Composti da Alessandro Cocchetto (chitarra e voce) e Filippo Ceron (batteria e voce), i Riverweed sono un duo nato nell’autunno 2014 sulle rive del Sile nella provincia di Treviso. Spinti dalla passione per il blues primordiale del delta del Mississippi e per le sue sonorità, cercano di rievocarne lo spirito attraverso una rilettura personale e contemporanea. Il loro approccio alla musica si basa sulla spontaneità e sull’improvvisazione, unite alla volontà di far percepire all’ascoltatore un “muro di suono” che non ci si aspetterebbe da parte di un duo.
Full Moon (ottobre 2015) è il primo disco autoprodotto della band, registrato in analogico e in presa diretta presso l’OUTSIDE INSIDE STUDIO di Biadene (TV) sotto la supervisione di Matteo Bordin, che ne ha curato anche mixaggio e mastering. Artwork e grafica sono opera di Leonardo Marzi.

Dicono di loro:

ROCKIT (IT)
“È sulle sponde del fiume Sile, nella provincia trevigiana, che si compone l’esordio dei Riverweed, duo formato da Alessandro Cocchetto (chitarra e voce) e Filippo Ceron (batteria e cori) che autoproduce “Full Moon”, ep di sei tracce che dal blues tipico del sud degli Stati Uniti si muove sempre su un binario a stelle e strisce, fino a toccare un sound costruito da incisive chitarre elettriche. I Riverweed sono questo: una contaminazione tra le acque del Sile e quelle del Mississippi; hanno attinto a quella cultura blues d’oltreoceano inserendovi un loro personale stile rock, più sporco e aggressivo.
È proprio questo meltin’ pot di generi che viene fuori in “Barefoot Blues” e “Flower Dust”, dove un buon bilanciamento tra blues e garage rock le rende due tra le tracce migliori; in particolare nel primo pezzo una consistente chitarra elettrica riesce a incrociarsi in maniera più che discreta con la struttura blues del brano.

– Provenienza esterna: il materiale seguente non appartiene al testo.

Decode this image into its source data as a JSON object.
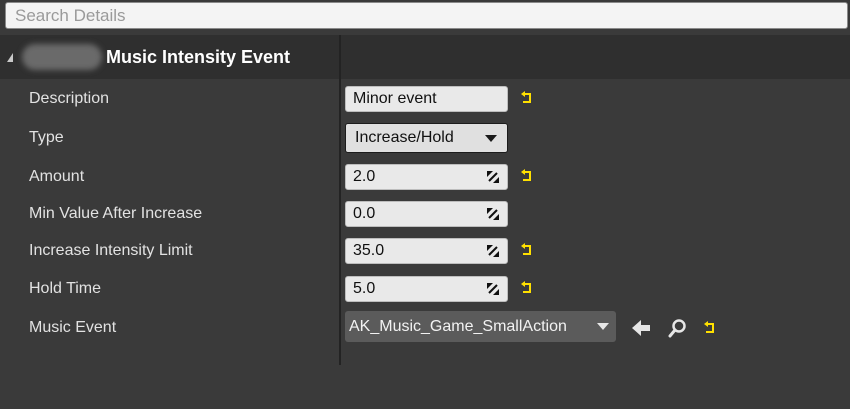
{
  "search": {
    "placeholder": "Search Details",
    "value": ""
  },
  "category": {
    "title": "Music Intensity Event"
  },
  "properties": {
    "description": {
      "label": "Description",
      "value": "Minor event"
    },
    "type": {
      "label": "Type",
      "value": "Increase/Hold"
    },
    "amount": {
      "label": "Amount",
      "value": "2.0"
    },
    "min_value": {
      "label": "Min Value After Increase",
      "value": "0.0"
    },
    "intensity_limit": {
      "label": "Increase Intensity Limit",
      "value": "35.0"
    },
    "hold_time": {
      "label": "Hold Time",
      "value": "5.0"
    },
    "music_event": {
      "label": "Music Event",
      "value": "AK_Music_Game_SmallAction"
    }
  },
  "colors": {
    "panel_bg": "#3a3a3a",
    "header_bg": "#2f2f2f",
    "reset_arrow": "#ffe000"
  },
  "icons": {
    "expander": "triangle-expanded-icon",
    "reset": "reset-to-default-icon",
    "spin": "drag-spin-arrows-icon",
    "use_selected": "use-selected-arrow-icon",
    "browse": "browse-magnifier-icon",
    "dropdown": "chevron-down-icon"
  }
}
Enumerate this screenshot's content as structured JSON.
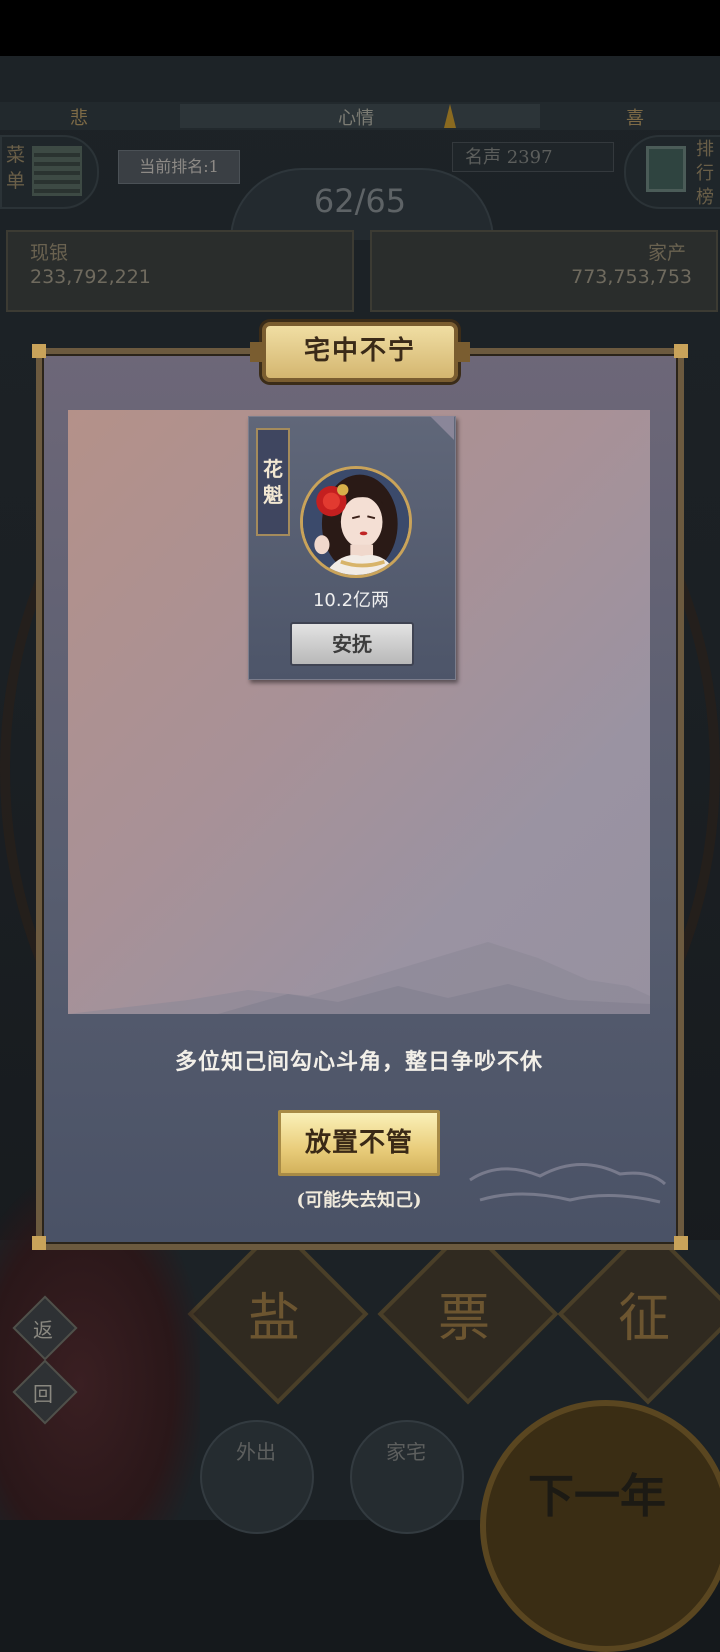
{
  "hud": {
    "mood_sad": "悲",
    "mood_label": "心情",
    "mood_happy": "喜",
    "mood_level": 0.75,
    "menu_label": "菜单",
    "current_rank": "当前排名:1",
    "fame": "名声 2397",
    "ranking_label": "排行榜",
    "turn_current": "62",
    "turn_total": "65",
    "turn_display": "62/65",
    "silver_label": "现银",
    "silver_value": "233,792,221",
    "assets_label": "家产",
    "assets_value": "773,753,753"
  },
  "bottom": {
    "tile_1": "盐",
    "tile_2": "票",
    "tile_3": "征",
    "back_label": "返",
    "return_label": "回",
    "go_out_label": "外出",
    "home_label": "家宅",
    "next_year_label": "下一年"
  },
  "modal": {
    "title": "宅中不宁",
    "card": {
      "tag": "花魁",
      "price": "10.2亿两",
      "action": "安抚"
    },
    "description": "多位知己间勾心斗角，整日争吵不休",
    "ignore_button": "放置不管",
    "ignore_note": "(可能失去知己)"
  },
  "colors": {
    "modal_bg": "#575d6f",
    "gold_button": "#e9cd7b",
    "title_plate": "#e2c984",
    "card_bg": "#565e72"
  }
}
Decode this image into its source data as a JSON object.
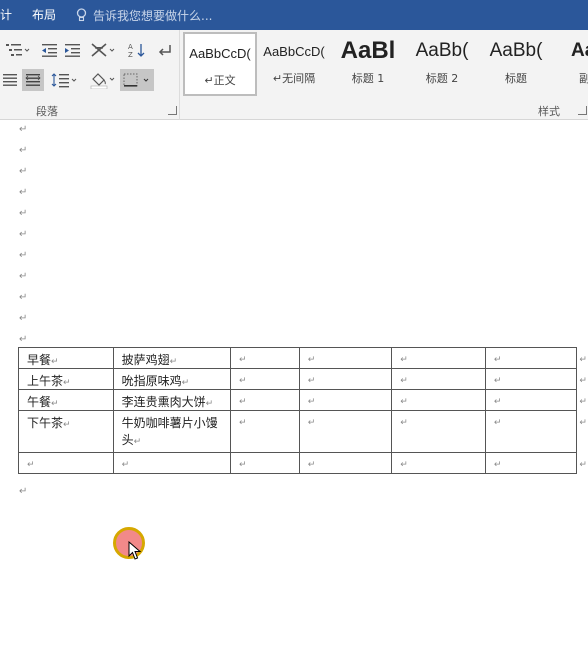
{
  "tabs": [
    {
      "label": "计"
    },
    {
      "label": "布局"
    }
  ],
  "tell_me": {
    "placeholder": "告诉我您想要做什么..."
  },
  "paragraph_group": {
    "label": "段落"
  },
  "styles_group": {
    "label": "样式"
  },
  "styles": [
    {
      "preview": "AaBbCcD(",
      "name": "↵正文",
      "size": 13,
      "bold": false,
      "selected": true
    },
    {
      "preview": "AaBbCcD(",
      "name": "↵无间隔",
      "size": 13,
      "bold": false,
      "selected": false
    },
    {
      "preview": "AaBl",
      "name": "标题 1",
      "size": 24,
      "bold": true,
      "selected": false
    },
    {
      "preview": "AaBb(",
      "name": "标题 2",
      "size": 19,
      "bold": false,
      "selected": false
    },
    {
      "preview": "AaBb(",
      "name": "标题",
      "size": 19,
      "bold": false,
      "selected": false
    },
    {
      "preview": "AaB",
      "name": "副标",
      "size": 19,
      "bold": true,
      "selected": false
    }
  ],
  "document": {
    "paragraph_mark": "↵",
    "table": {
      "rows": [
        {
          "meal": "早餐",
          "food": "披萨鸡翅"
        },
        {
          "meal": "上午茶",
          "food": "吮指原味鸡"
        },
        {
          "meal": "午餐",
          "food": "李连贵熏肉大饼"
        },
        {
          "meal": "下午茶",
          "food": "牛奶咖啡薯片小馒头"
        },
        {
          "meal": "",
          "food": ""
        }
      ]
    }
  }
}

Meno legata a quest’ultimo genere e più decisamente in linea con un sound tipico di una band nineties è “The Mole”, nella quale il tono che si mantiene è quasi industrial, con la voce di Cocchetto che ben si sposa con quei passaggi a tratti aggressivi che il pezzo presenta.
Non si sbaglia affermando che con “Full Moon” la prima prova i Riverweed l’hanno superata, attenderemo con sana curiosità la direzione che adesso decideranno di prendere.” (E.S.)